The Court of Chancery analyzed a claim for advancement made by a former computer programmer (“Aleynikov”) of Goldman, Sachs & Co., a subsidiary of The Goldman Sachs Group, Inc. (“Goldman Parent”). Despite not having any managerial or supervisory responsibilities, Aleynikov held the title of “Vice President.” He argued that he was entitled to advancement pursuant to the bylaws of Goldman Parent, which provided for advancement and indemnification to the “fullest extent permitted by law” to all directors and officers of any subsidiary of Goldman Parent.
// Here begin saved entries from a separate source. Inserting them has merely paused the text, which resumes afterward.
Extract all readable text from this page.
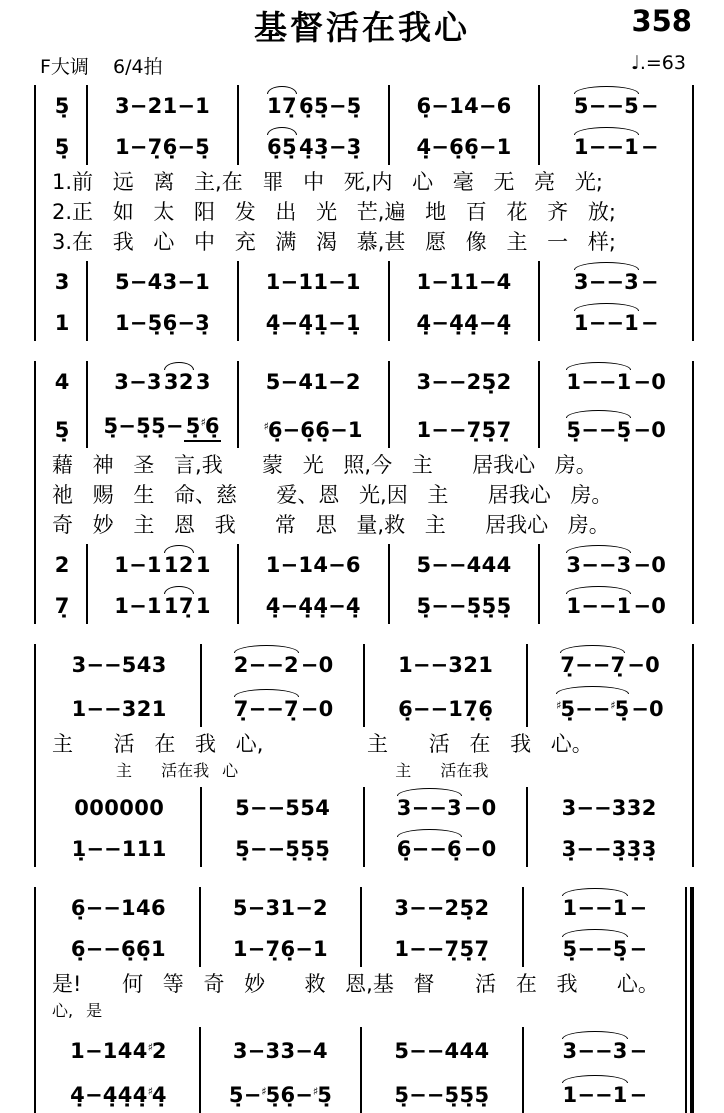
基督活在我心	358
F大调 6/4拍	♩.=63
5̣	3−21−1	17̣ 6̣5̣−5̣	6̣−14−6	5−−5 −
5̣	1−7̣6̣−5̣	6̣5̣ 4̣3̣−3̣	4̣−6̣6̣−1	1−−1 −
1.前 远 离 主,在 罪 中 死,内 心 毫 无 亮 光;
2.正 如 太 阳 发 出 光 芒,遍 地 百 花 齐 放;
3.在 我 心 中 充 满 渴 慕,甚 愿 像 主 一 样;
3	5−43−1	1−11−1	1−11−4	3−−3 −
1	1−5̣6̣−3̣	4̣−4̣1̣−1̣	4̣−4̣4̣−4̣	1−−1 −
4	3−3 32 3	5−41−2	3−−25̣2	1−−1 −0
5̣	5̣−5̣5̣− 5̣♯6̣	♯6̣−6̣6̣−1	1−−7̣5̣7̣	5̣−−5̣ −0
藉 神 圣 言,我  蒙 光 照,今 主  居我心 房。
祂 赐 生 命、慈  爱、恩 光,因 主  居我心 房。
奇 妙 主 恩 我  常 思 量,救 主  居我心 房。
2	1−1 12 1	1−14−6	5−−444	3−−3 −0
7̣	1−1 17̣ 1	4̣−4̣4̣−4̣	5̣−−5̣5̣5̣	1−−1 −0
3−−543	2−−2 −0	1−−321	7̣−−7̣ −0
1−−321	7̣−−7̣ −0	6̣−−17̣6̣	♯5̣−−♯5̣−0
主　 活 在 我 心,　　　　 主　 活 在 我 心。
　　　　主　 活在我 心　　　　　　　　　 主　 活在我
000000	5−−554	3−−3 −0	3−−332
1̣−−111	5̣−−5̣5̣5̣	6̣−−6̣ −0	3̣−−3̣3̣3̣
6̣−−146	5−31−2	3−−25̣2	1−−1 −
6̣−−6̣6̣1	1−7̣6̣−1	1−−7̣5̣7̣	5̣−−5̣ −
是!　 何 等 奇 妙  救 恩,基 督　 活 在 我  心。
心, 是
1−144♯2	3−33−4	5−−444	3−−3 −
4̣−4̣4̣4̣♯4̣	5̣−♯5̣6̣−♯5̣	5̣−−5̣5̣5̣	1−−1 −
The bylaws defied “officers” of Goldman Parent subsidiaries to include “in addition to any officer of such entity, any person serving in a similar capacity or as manager of such entity.”
The Court analyzed the definition of the term “officers” in the context of the Goldman Parent’s bylaws and the Delaware General Corporation Law and concluded that Aleynikov should be considered an officer. The Court noted that “Goldman Parent and its subsidiaries created ambiguity about the scope of the officer designation by handing out the title ‘Vice President’ freely to their employees.”
BOTTOM LINE: An ambiguity in the unilaterally drafted organizational documents of a parent company will be construed against the Parent company. In order to protect itself from ambiguity and unintended liability, a parent company’s organizational documents that govern subsidiaries must align clearly with the policies and governance of those subsidiaries.